Arena football is a sport that resembles traditional professional football with similar scoring systems. A few of the most common methods of scoring in arena football include touchdowns, conversions after touchdowns, field goals, and safeties.
A touchdown in arena football occurs when a player crosses the opposing team's goal line with possession of the ball. This can be achieved by running the ball in or passing the ball into the end zone. For the touchdown to count, any part of the ball must cross the goal line. Therefore, if the player reaches the ball out to cross the line but they do not cross, the touchdown still counts. In addition, if catching the ball in the end zone, a player only has to have one foot in bounds to score a touchdown.
Unlike the NFL, players in arena football can catch a ball that rebounds off the back end zone net before it touches the ground to score a touchdown. A touchdown is worth 6 points.
After scoring a touchdown, a team can go for a one or two point conversion. To score a one point conversion, the team must complete a place kick. For the kick to be successful, the ball must pass between the two upright posts of the opposing team's field goal.
For a two point conversion, a team can either execute a drop kick or score the ball once again. Similar to a place kick, the drop kick must also result in the ball passing between the two upright field goal posts to score two points. On the other hand, the team can also execute a passing or running play from a few yards out. If the ball is advanced across the goal line like a touchdown, the team is awarded two points.
Although an unconventional way to score, the defensive team can also score on a conversion after a touchdown. If the defense obtains possession of the ball and returns the ball to the opposing end zone, they are awarded two points. The defensive team can do this in several ways including stripping the ball from the offensive player, intercepting the ball, picking up a fumble, or even blocking a kicking attempt.
If a team does not advance the ball 10 yards after their first three downs, they may attempt to kick a field goal if they are close enough to the opposing team's end zone. A field goal is three points if done as a place kick and four points if done as a drop kick. For the field goal to count, the ball must be kicked between the two opposing goal posts.
To score a safety, a team must tackle an opposing ball carrier inside that player's own end zone. For example, if the opposing quarterback drops back to pass and is tackled in his own end zone (behind the goal line), the defensive team is awarded a safety. A safety is worth two points.

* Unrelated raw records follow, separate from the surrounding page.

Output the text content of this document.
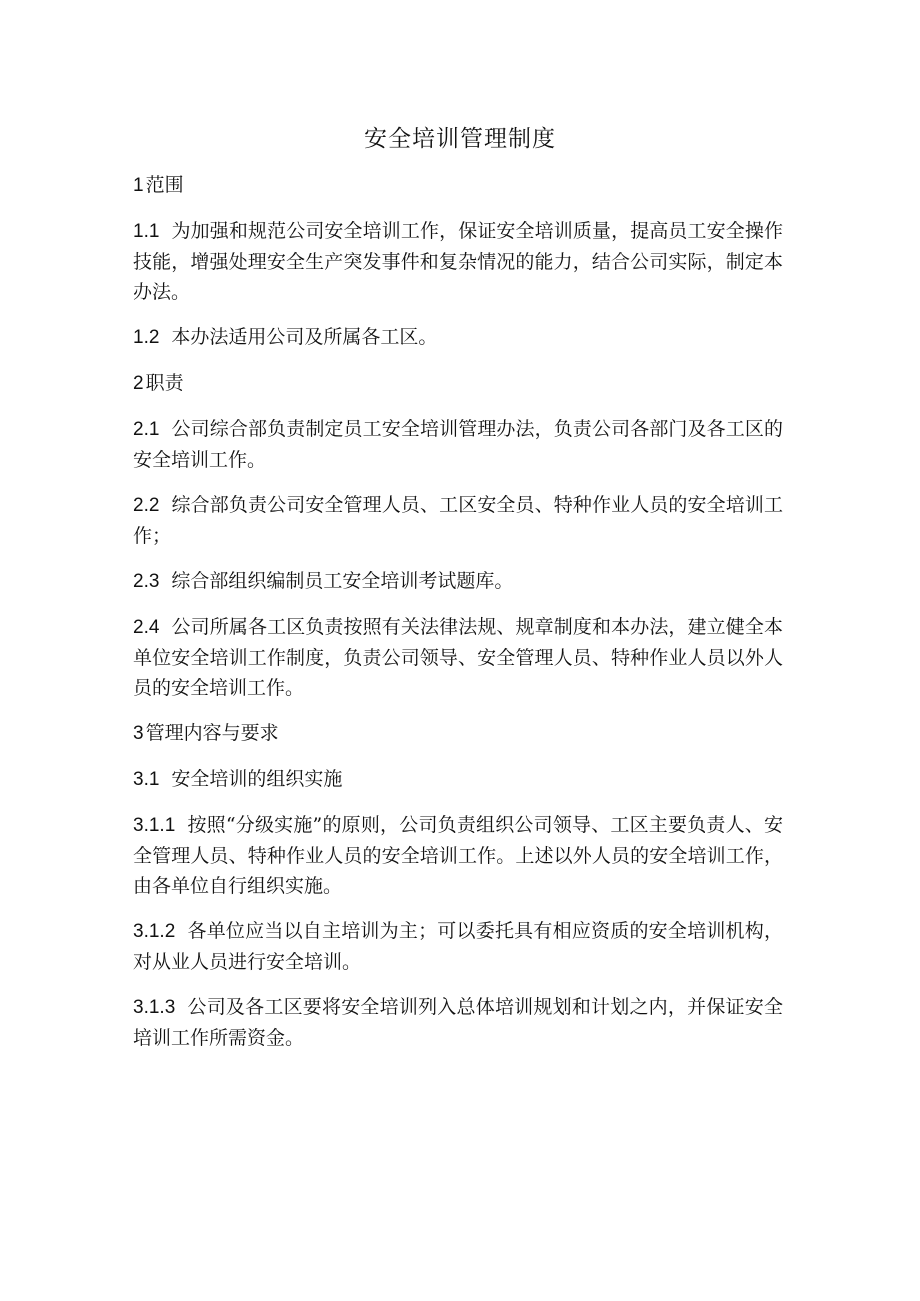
安全培训管理制度

1 范围

1.1 为加强和规范公司安全培训工作，保证安全培训质量，提高员工安全操作技能，增强处理安全生产突发事件和复杂情况的能力，结合公司实际，制定本办法。

1.2 本办法适用公司及所属各工区。

2 职责

2.1 公司综合部负责制定员工安全培训管理办法，负责公司各部门及各工区的安全培训工作。

2.2 综合部负责公司安全管理人员、工区安全员、特种作业人员的安全培训工作；

2.3 综合部组织编制员工安全培训考试题库。

2.4 公司所属各工区负责按照有关法律法规、规章制度和本办法，建立健全本单位安全培训工作制度，负责公司领导、安全管理人员、特种作业人员以外人员的安全培训工作。

3 管理内容与要求

3.1 安全培训的组织实施

3.1.1 按照“分级实施”的原则，公司负责组织公司领导、工区主要负责人、安全管理人员、特种作业人员的安全培训工作。上述以外人员的安全培训工作，由各单位自行组织实施。

3.1.2 各单位应当以自主培训为主；可以委托具有相应资质的安全培训机构，对从业人员进行安全培训。

3.1.3 公司及各工区要将安全培训列入总体培训规划和计划之内，并保证安全培训工作所需资金。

For a place kick, the ball is usually set on top of a kicking tee and is held by one player on the team while kicked by another player. Alternatively, a drop kick is when one player drops the ball and kicks it after it bounces off of the ground. If successful, a place kick is worth three points for a field goal while a drop kick is worth four points for a field goal.

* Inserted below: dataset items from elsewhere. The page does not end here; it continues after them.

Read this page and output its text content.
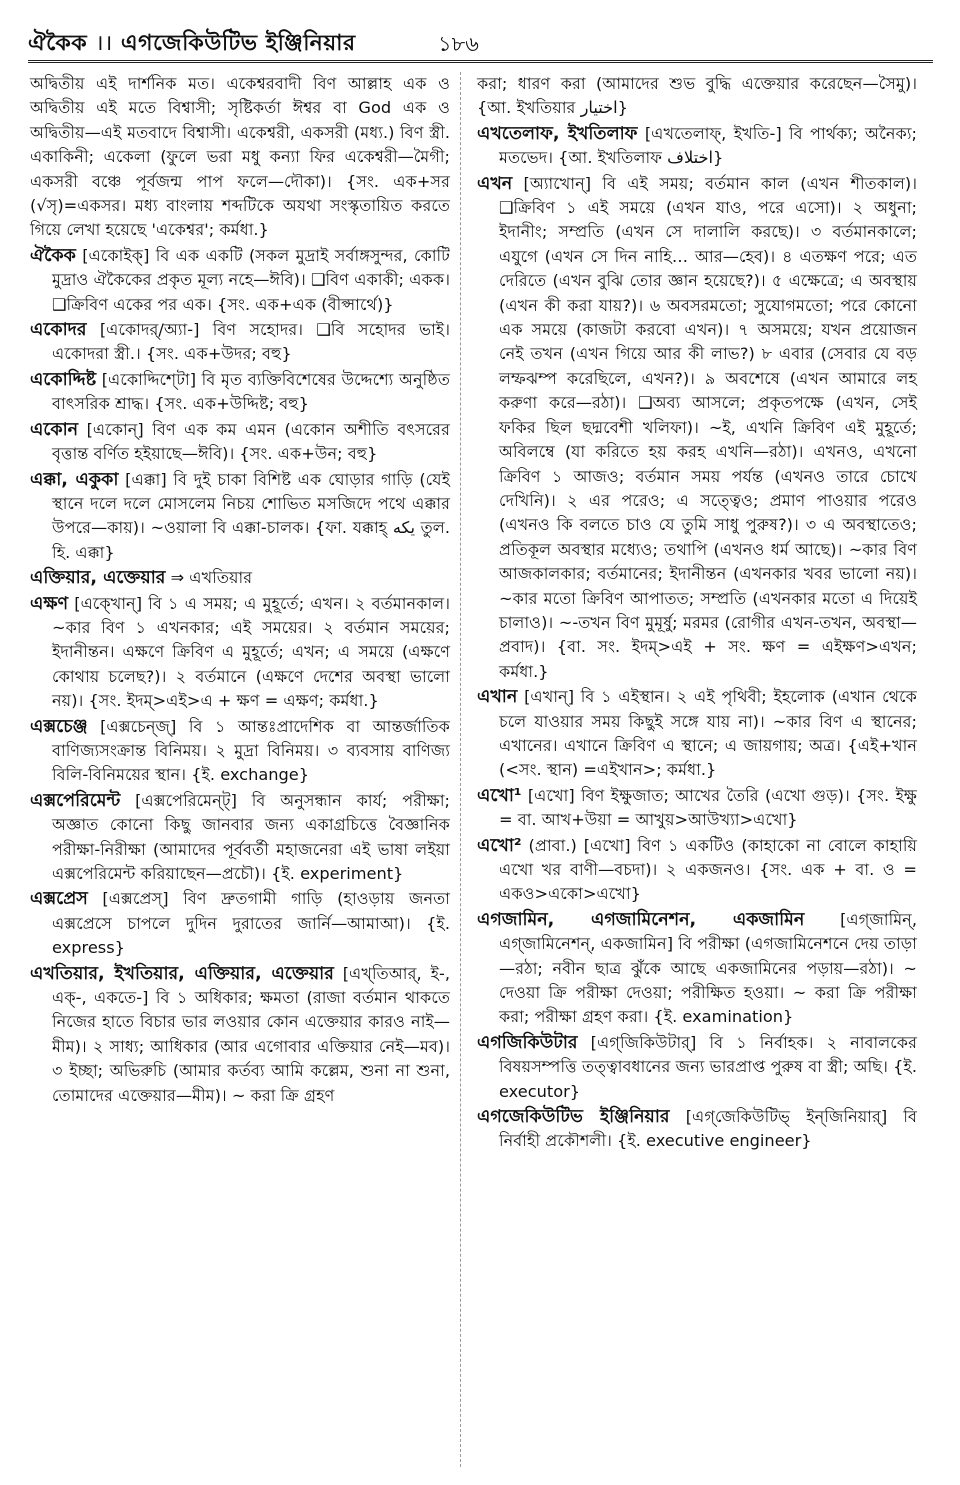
ঐকৈক ।। এগজেকিউটিভ ইঞ্জিনিয়ার	১৮৬

অদ্বিতীয় এই দার্শনিক মত। একেশ্বরবাদী বিণ আল্লাহ এক ও অদ্বিতীয় এই মতে বিশ্বাসী; সৃষ্টিকর্তা ঈশ্বর বা God এক ও অদ্বিতীয়—এই মতবাদে বিশ্বাসী। একেশ্বরী, একসরী (মধ্য.) বিণ স্ত্রী. একাকিনী; একেলা (ফুলে ভরা মধু কন্যা ফির একেশ্বরী—মৈগী; একসরী বঞ্চে পূর্বজন্ম পাপ ফলে—দৌকা)। {সং. এক+সর (√সৃ)=একসর। মধ্য বাংলায় শব্দটিকে অযথা সংস্কৃতায়িত করতে গিয়ে লেখা হয়েছে 'একেশ্বর'; কর্মধা.}

ঐকৈক [একোইক্] বি এক একটি (সকল মুদ্রাই সর্বাঙ্গসুন্দর, কোটি মুদ্রাও ঐকৈকের প্রকৃত মূল্য নহে—ঈবি)। ❑বিণ একাকী; একক। ❑ক্রিবিণ একের পর এক। {সং. এক+এক (বীপ্সার্থে)}

একোদর [একোদর্/অ্যা-] বিণ সহোদর। ❑বি সহোদর ভাই। একোদরা স্ত্রী.। {সং. এক+উদর; বহু}

একোদ্দিষ্ট [একোদ্দিশ্টো] বি মৃত ব্যক্তিবিশেষের উদ্দেশ্যে অনুষ্ঠিত বাৎসরিক শ্রাদ্ধ। {সং. এক+উদ্দিষ্ট; বহু}

একোন [একোন্] বিণ এক কম এমন (একোন অশীতি বৎসরের বৃত্তান্ত বর্ণিত হইয়াছে—ঈবি)। {সং. এক+উন; বহু}

এক্কা, একুকা [এক্কা] বি দুই চাকা বিশিষ্ট এক ঘোড়ার গাড়ি (যেই স্থানে দলে দলে মোসলেম নিচয় শোভিত মসজিদে পথে এক্কার উপরে—কায়)। ~ওয়ালা বি এক্কা-চালক। {ফা. যক্কাহ্ يکه তুল. হি. এক্কা}

এক্তিয়ার, এক্তেয়ার ⇒ এখতিয়ার

এক্ষণ [এক্খোন্] বি ১ এ সময়; এ মুহূর্তে; এখন। ২ বর্তমানকাল। ~কার বিণ ১ এখনকার; এই সময়ের। ২ বর্তমান সময়ের; ইদানীন্তন। এক্ষণে ক্রিবিণ এ মুহূর্তে; এখন; এ সময়ে (এক্ষণে কোথায় চলেছ?)। ২ বর্তমানে (এক্ষণে দেশের অবস্থা ভালো নয়)। {সং. ইদম্>এই>এ + ক্ষণ = এক্ষণ; কর্মধা.}

এক্সচেঞ্জ [এক্সচেন্‌জ্] বি ১ আন্তঃপ্রাদেশিক বা আন্তর্জাতিক বাণিজ্যসংক্রান্ত বিনিময়। ২ মুদ্রা বিনিময়। ৩ ব্যবসায় বাণিজ্য বিলি-বিনিময়ের স্থান। {ই. exchange}

এক্সপেরিমেন্ট [এক্সপেরিমেন্‌ট্] বি অনুসন্ধান কার্য; পরীক্ষা; অজ্ঞাত কোনো কিছু জানবার জন্য একাগ্রচিত্তে বৈজ্ঞানিক পরীক্ষা-নিরীক্ষা (আমাদের পূর্ববর্তী মহাজনেরা এই ভাষা লইয়া এক্সপেরিমেন্ট করিয়াছেন—প্রচৌ)। {ই. experiment}

এক্সপ্রেস [এক্সপ্রেস্] বিণ দ্রুতগামী গাড়ি (হাওড়ায় জনতা এক্সপ্রেসে চাপলে দুদিন দুরাতের জার্নি—আমাআ)। {ই. express}

এখতিয়ার, ইখতিয়ার, এক্তিয়ার, এক্তেয়ার [এখ্‌তিআর্, ই-, এক্-, একতে-] বি ১ অধিকার; ক্ষমতা (রাজা বর্তমান থাকতে নিজের হাতে বিচার ভার লওয়ার কোন এক্তেয়ার কারও নাই—মীম)। ২ সাধ্য; আধিকার (আর এগোবার এক্তিয়ার নেই—মব)। ৩ ইচ্ছা; অভিরুচি (আমার কর্তব্য আমি কল্লেম, শুনা না শুনা, তোমাদের এক্তেয়ার—মীম)। ~ করা ক্রি গ্রহণ

করা; ধারণ করা (আমাদের শুভ বুদ্ধি এক্তেয়ার করেছেন—সৈমু)। {আ. ইখতিয়ার اختيار}

এখতেলাফ, ইখতিলাফ [এখতেলাফ্, ইখতি-] বি পার্থক্য; অনৈক্য; মতভেদ। {আ. ইখতিলাফ اختلاف}

এখন [অ্যাখোন্] বি এই সময়; বর্তমান কাল (এখন শীতকাল)। ❑ক্রিবিণ ১ এই সময়ে (এখন যাও, পরে এসো)। ২ অধুনা; ইদানীং; সম্প্রতি (এখন সে দালালি করছে)। ৩ বর্তমানকালে; এযুগে (এখন সে দিন নাহি… আর—হেব)। ৪ এতক্ষণ পরে; এত দেরিতে (এখন বুঝি তোর জ্ঞান হয়েছে?)। ৫ এক্ষেত্রে; এ অবস্থায় (এখন কী করা যায়?)। ৬ অবসরমতো; সুযোগমতো; পরে কোনো এক সময়ে (কাজটা করবো এখন)। ৭ অসময়ে; যখন প্রয়োজন নেই তখন (এখন গিয়ে আর কী লাভ?) ৮ এবার (সেবার যে বড় লম্ফঝম্প করেছিলে, এখন?)। ৯ অবশেষে (এখন আমারে লহ করুণা করে—রঠা)। ❑অব্য আসলে; প্রকৃতপক্ষে (এখন, সেই ফকির ছিল ছদ্মবেশী খলিফা)। ~ই, এখনি ক্রিবিণ এই মুহূর্তে; অবিলম্বে (যা করিতে হয় করহ এখনি—রঠা)। এখনও, এখনো ক্রিবিণ ১ আজও; বর্তমান সময় পর্যন্ত (এখনও তারে চোখে দেখিনি)। ২ এর পরেও; এ সত্ত্বেও; প্রমাণ পাওয়ার পরেও (এখনও কি বলতে চাও যে তুমি সাধু পুরুষ?)। ৩ এ অবস্থাতেও; প্রতিকূল অবস্থার মধ্যেও; তথাপি (এখনও ধর্ম আছে)। ~কার বিণ আজকালকার; বর্তমানের; ইদানীন্তন (এখনকার খবর ভালো নয়)। ~কার মতো ক্রিবিণ আপাতত; সম্প্রতি (এখনকার মতো এ দিয়েই চালাও)। ~-তখন বিণ মুমূর্ষু; মরমর (রোগীর এখন-তখন, অবস্থা—প্রবাদ)। {বা. সং. ইদম্>এই + সং. ক্ষণ = এইক্ষণ>এখন; কর্মধা.}

এখান [এখান্] বি ১ এইস্থান। ২ এই পৃথিবী; ইহলোক (এখান থেকে চলে যাওয়ার সময় কিছুই সঙ্গে যায় না)। ~কার বিণ এ স্থানের; এখানের। এখানে ক্রিবিণ এ স্থানে; এ জায়গায়; অত্র। {এই+খান (<সং. স্থান) =এইখান>; কর্মধা.}

এখো¹ [এখো] বিণ ইক্ষুজাত; আখের তৈরি (এখো গুড়)। {সং. ইক্ষু = বা. আখ+উয়া = আখুয়>আউখ্যা>এখো}

এখো² (প্রাবা.) [এখো] বিণ ১ একটিও (কাহাকো না বোলে কাহায়ি এখো খর বাণী—বচদা)। ২ একজনও। {সং. এক + বা. ও = একও>একো>এখো}

এগজামিন, এগজামিনেশন, একজামিন [এগ্‌জামিন্, এগ্‌জামিনেশন্, একজামিন] বি পরীক্ষা (এগজামিনেশনে দেয় তাড়া—রঠা; নবীন ছাত্র ঝুঁকে আছে একজামিনের পড়ায়—রঠা)। ~ দেওয়া ক্রি পরীক্ষা দেওয়া; পরীক্ষিত হওয়া। ~ করা ক্রি পরীক্ষা করা; পরীক্ষা গ্রহণ করা। {ই. examination}

এগজিকিউটার [এগ্‌জিকিউটার্] বি ১ নির্বাহক। ২ নাবালকের বিষয়সম্পত্তি তত্ত্বাবধানের জন্য ভারপ্রাপ্ত পুরুষ বা স্ত্রী; অছি। {ই. executor}

এগজেকিউটিভ ইঞ্জিনিয়ার [এগ্‌জেকিউটিভ্‌ ইন্‌জিনিয়ার্] বি নির্বাহী প্রকৌশলী। {ই. executive engineer}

Even though it isn't as common as the offensive team scoring, the defensive team can also score touchdowns. If the defensive team obtains possession of the ball and returns it to the other end zone, they are awarded six points for a touchdown. The defense can gain possession of the ball during a play by intercepting it, stripping it from the ball carrier, recovering a fumble/loose ball on the ground, or blocking a kick.
One of the main scoring differences between arena football and traditional American football is drop kick scoring. While rarely executed regular football, drop kicks are a strategic method of scoring in arena football. In traditional football, a field goal is only worth three points and an extra point kick is only worth one. However, an arena football drop kick field goal can earn a team four points and a drop kick extra point is worth two.